La diplomatie sportive des J.O de Pyeongchang, avancées ou mirage ?
Fait rarissime, en pleine crise nucléaire avec les États-Unis, la Corée du Nord a accepté l’invitation de son voisin du Sud, à participer aux Jeux Olympiques de Pyeongchang. Ils se dérouleront du 9 au 25 février 2018 en Corée du Sud, à 76 km de la Zone Démilitarisée. De plus, Kim Jong-nam, chef honorifique de l’État de Corée du Nord ainsi que Kim Yo-jong, sœur de Kim Jong-un, devront se rendre en Corée du Sud pour les Jeux. C’est une première depuis le boycott des jeux de Séoul en 1988 par le Nord. La participation Nord-coréenne est une occasion pour le pays de renforcer sa stature internationale et d’améliorer son image. La Corée du Sud a par ailleurs proposé à la délégation nord-coréenne (composée d’environ 22 sportifs et 230 pom-pom girls) qu’une équipe mixte de hockey sur glace soit constituée pour l’occasion. Les deux délégations devront défiler lors de la cérémonie d’ouverture des Jeux sous le même drapeau représentant la péninsule unifiée.
Une occasion d’être reconnu comme une nation parmi les autres
Ces Jeux sont une occasion pour la Corée du Nord d’être considérée comme une nation parmi les autres. Son drapeau flotte d’ailleurs sur le site olympique, ce qui est normalement contraire aux lois sud-coréennes. Elles proscrivent toute apologie ou tout symbole de la Corée du Nord dans l’espace public en Corée du Sud.
Une dérogation a ainsi été émise par un tribunal sud-coréen afin que le drapeau du « frère ennemi » puisse flotter. Ces Jeux ne pourront néanmoins faire oublier les tensions et la crise entre la Corée du Nord et les États-Unis, relatives aux essais nucléaires répétés du régime de Kim Jong-un, devenu de facto une puissance nucléaire depuis 2006.
La Corée du Nord sera-t-elle acceptée comme une puissance nucléaire à part entière?
Le programme nucléaire, que la Corée du Nord a cherché à développer depuis les années 1960, vise cinq objectifs. Premièrement, à être reconnu comme une puissance nucléaire, Deuxièmement, à dialoguer d’égal à égal avec les États-Unis. Troisièmement, à assurer la survie du régime. Quatrièmement, à éviter d’être envahi par les États-Unis, comme ce fût le cas pour l’Irak en 2003. Et cinquièmement, à asseoir le prestige du Nord. Cela sert à renforcer l’économie liée au développement du nucléaire, par le concept du «Byungjin». La Corée du Nord fut reconnue, certes mais comme faisant partie de «l’axe du mal» par G. W Bush. Le régime de Pyongyang est devenu une des priorités majeures des États-Unis lors de ses premiers essais nucléaires en 2006. Cependant la politique de patience stratégique de l’administration Obama n’a pas réussi à empêcher la dynastie des Kim de développer leur arme nucléaire. Le président Trump, une fois élu, a cherché à régler le problème nord-coréen à sa manière, parfois peu orthodoxe, en rompant avec la politique de patience stratégique. Ces Jeux olympiques sont donc davantage un moyen pour la Corée du Nord de jouer sur la corde sensible. Leur participation aux J.O de Pyeongchang donne l’illusion d’une éventuelle réconciliation intercoréenne. De plus, cela permet à la Corée du Nord, dans un geste pacifique calculé, de s’attirer davantage de subsides pour financer son économie.

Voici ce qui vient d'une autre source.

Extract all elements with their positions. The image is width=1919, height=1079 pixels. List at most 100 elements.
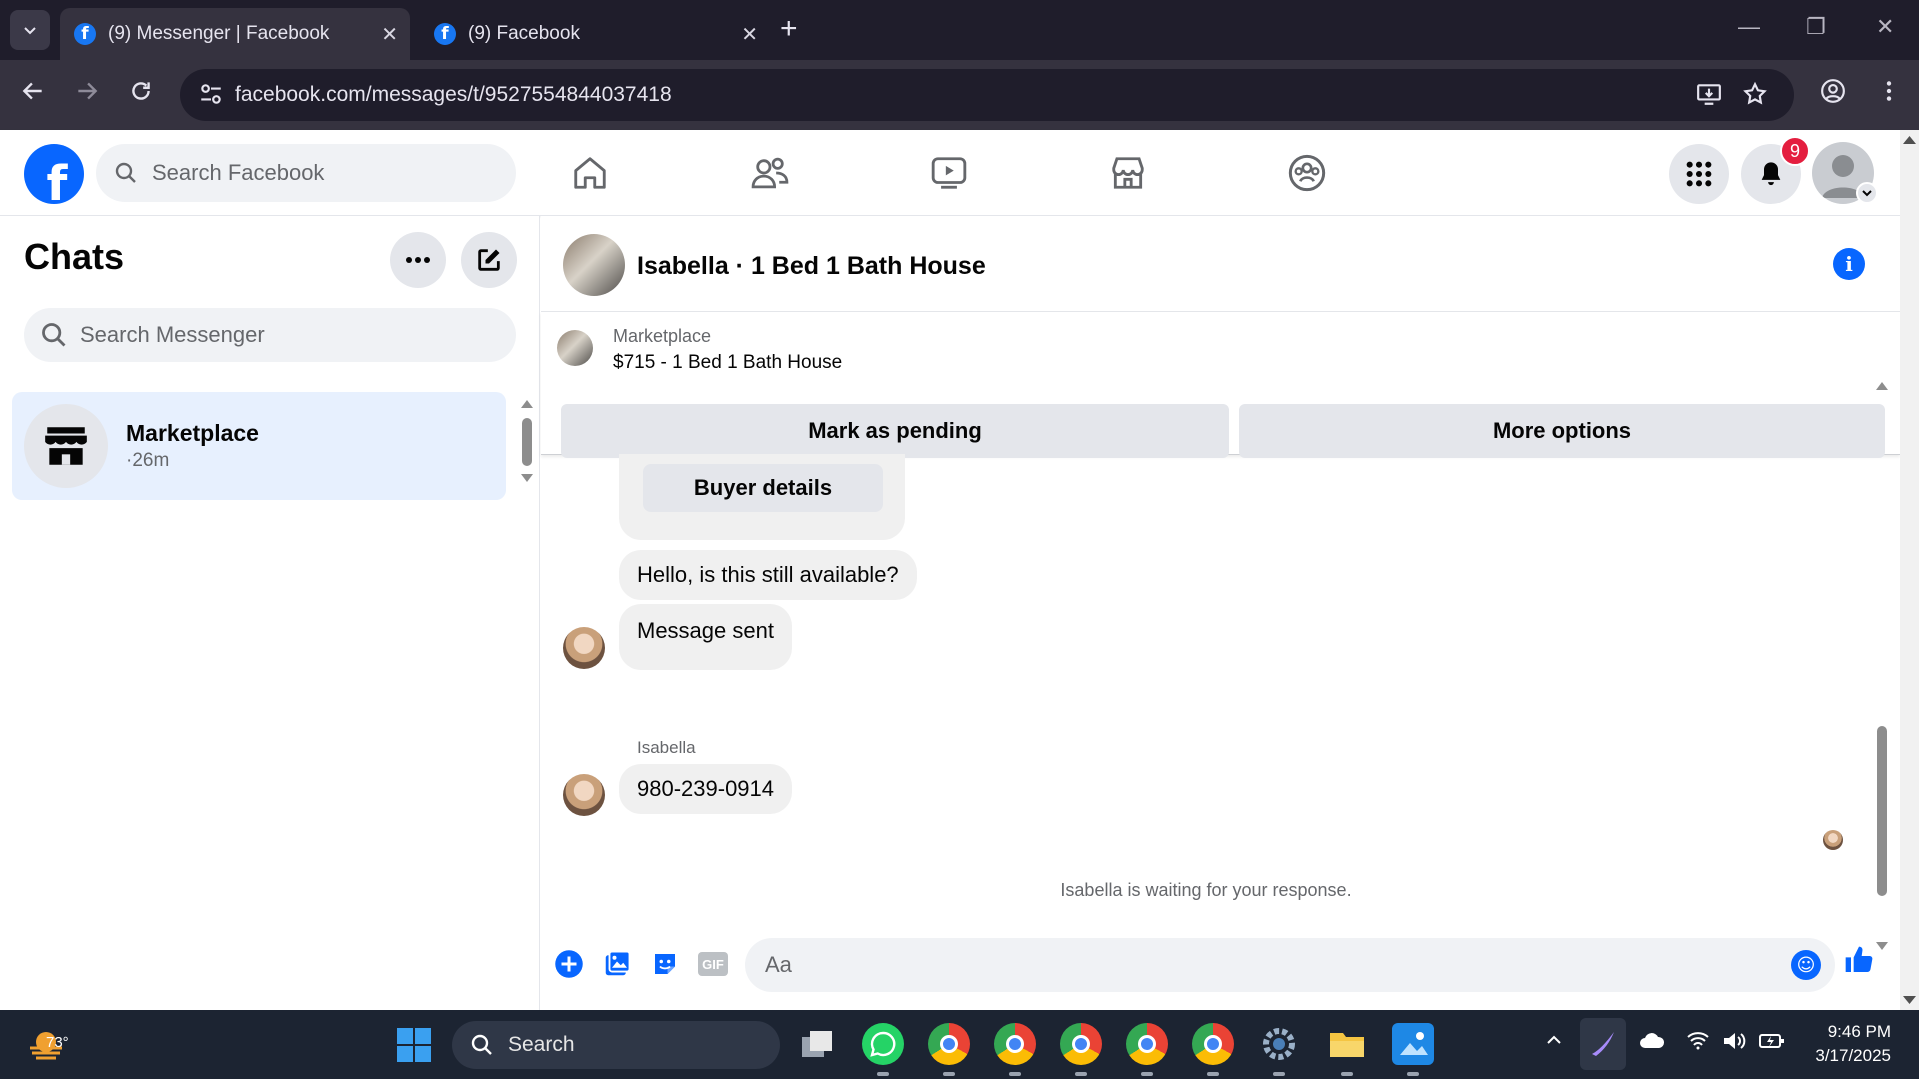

Les JO peuvent-ils amorcer une détente ?
Ces JO ne permettront sans doute pas de régler la crise coréenne. Ils contribueront à faire retomber la tension. Comme le rappelle la tradition les Jeux olympiques sont une période de trêve entre les nations. L’initiative prise par le président progressiste, Moon, d’inviter la Corée du Nord aux jeux de Pyeongchang permet de renforcer la diplomatie sud-coréenne. L’occasion d’une rencontre informelle entre représentants nord-coréen et américain, en vue d’une désescalade, serait propice. Si les jeux sont un succès, cela permettra de faire taire les critiques envers le président Moon. Les conservateurs lui reprochent d’avoir invité la Corée du Nord à Pyeongchang. Événement planétaire sportif par excellence, ces JO ne seront pas moins très politiques. Cela n’est pas sans rappeler la diplomatie du Ping-Pong entre la Chine et les États-Unis qui a donné lieu à une visite de Nixon dans la Chine de Mao en 1972, puis ouvert la voie à une reconnaissance internationale de la Chine communiste.